There are even kids across the road, and I’m not exaggerating if I say it seems
like we’re invisible. There’s no curiosity, no warmth, no interest. You feel
like ringing door bells to shake them out of their slumber. This is not what I bargained
for. I dreamt. Of….
street
parties. We all go to Dan Murphy around the corner. We congregate in the middle
of the street and the police block off the road. Everyone wears some sort of
funny hat and each of us has a book under our arm, or have a funny story to
tell. There is a little microphone set up where you can share your story. People
even sing, like they do in Ireland. Someone has a machine that’s got a backing
track. You all belong. You all share something important. You are all members
of the same street. You feel free, and comfortable, and you launch into ‘Bridge
Over Troubled Water’, and the lovely woman across the road sings ‘You’re My
World’, and the older one you know already from Lebanon knows some Lebanese music
and that’s great, and the students you didn’t even know about are interested in
the ARIA’s and you learn something new, and there’s even a Doors fan somewhere e=down
the road, and you chat, just the two of you, for two hours about each other’s
collection, and you are in a world of your own before you slip back into
consciousness and get to know more kindred spirits, other people who have been
transported mysteriously to your street just like you have. Towards the end of
the night. No-one wants to leave. People pair off-
not
in that sort of way. The ones who like poetry talk more in the encroaching
shadows. There are two or three plumbers who promise to share each other’s
tools, the two mechanics query each other over the size of their garage. Two
men and two women from separate houses have all been jilted by somebody and
never knew that they weren’t actually quite alone. Then there’s the kids. They might
be friends for eternity. Any spare time they have in the future will be spent
doing unfashionable things, like playing cricket or Cluedo, or ‘hit the gutter’
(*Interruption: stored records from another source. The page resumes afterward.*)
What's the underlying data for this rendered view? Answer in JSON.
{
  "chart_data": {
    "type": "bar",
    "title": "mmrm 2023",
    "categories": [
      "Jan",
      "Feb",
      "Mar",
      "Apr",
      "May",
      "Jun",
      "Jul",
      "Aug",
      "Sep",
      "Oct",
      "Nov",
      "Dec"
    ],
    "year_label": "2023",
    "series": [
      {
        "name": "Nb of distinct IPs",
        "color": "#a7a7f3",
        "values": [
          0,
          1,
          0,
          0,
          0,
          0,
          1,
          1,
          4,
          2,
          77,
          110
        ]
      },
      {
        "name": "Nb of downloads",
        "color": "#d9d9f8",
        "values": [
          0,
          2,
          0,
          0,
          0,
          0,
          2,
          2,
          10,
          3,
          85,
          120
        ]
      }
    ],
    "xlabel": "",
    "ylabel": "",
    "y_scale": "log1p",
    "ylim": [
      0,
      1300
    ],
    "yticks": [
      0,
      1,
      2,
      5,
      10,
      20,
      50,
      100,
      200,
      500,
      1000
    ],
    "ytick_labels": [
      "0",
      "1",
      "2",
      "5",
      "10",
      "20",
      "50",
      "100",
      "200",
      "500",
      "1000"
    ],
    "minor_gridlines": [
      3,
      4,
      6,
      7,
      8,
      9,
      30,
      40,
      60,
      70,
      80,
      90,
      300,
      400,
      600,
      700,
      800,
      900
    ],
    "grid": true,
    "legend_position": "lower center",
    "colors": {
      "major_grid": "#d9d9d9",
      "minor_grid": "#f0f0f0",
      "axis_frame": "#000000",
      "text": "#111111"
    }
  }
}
or four square at each other’s houses, and suddenly the iPad or the Nintendo
will gather dust and won’t be used again. One day,
everyone
will decide one street party every now and then isn’t enough, and these people
won’t even feel they need to know anyone from the outside world. The houses are
never sold, so none of them are turned into flats. Maybe, just maybe, the
people in the existing flats might be invited. It might take years, but people
will start trading and bartering and grow shared crops. Doors will remain open
at all times. There will be no overgrown weeds and overhanging branches. Front fences
will be torn down just because it is easier. And milestones and big news items
will be shared and celebrated and there might be a big cricket match like the
one in the novel ‘The Go Between’ and romances will occur, harmony maintained,
and animals and birds will share the common humanity. Right now though,
I
will wake up tomorrow, leave the house, the street will be silent and creepy, with
not even a Boo Radley anywhere about, people will go about their business in
the safety of their homes, those wandering about, few and far between, will
have their heads bowed, and I will try one last time, because I can be
incredibly patient, to catch the eye and smile at the guy who I see standing at
the same bus stop every morning, catching the same bus.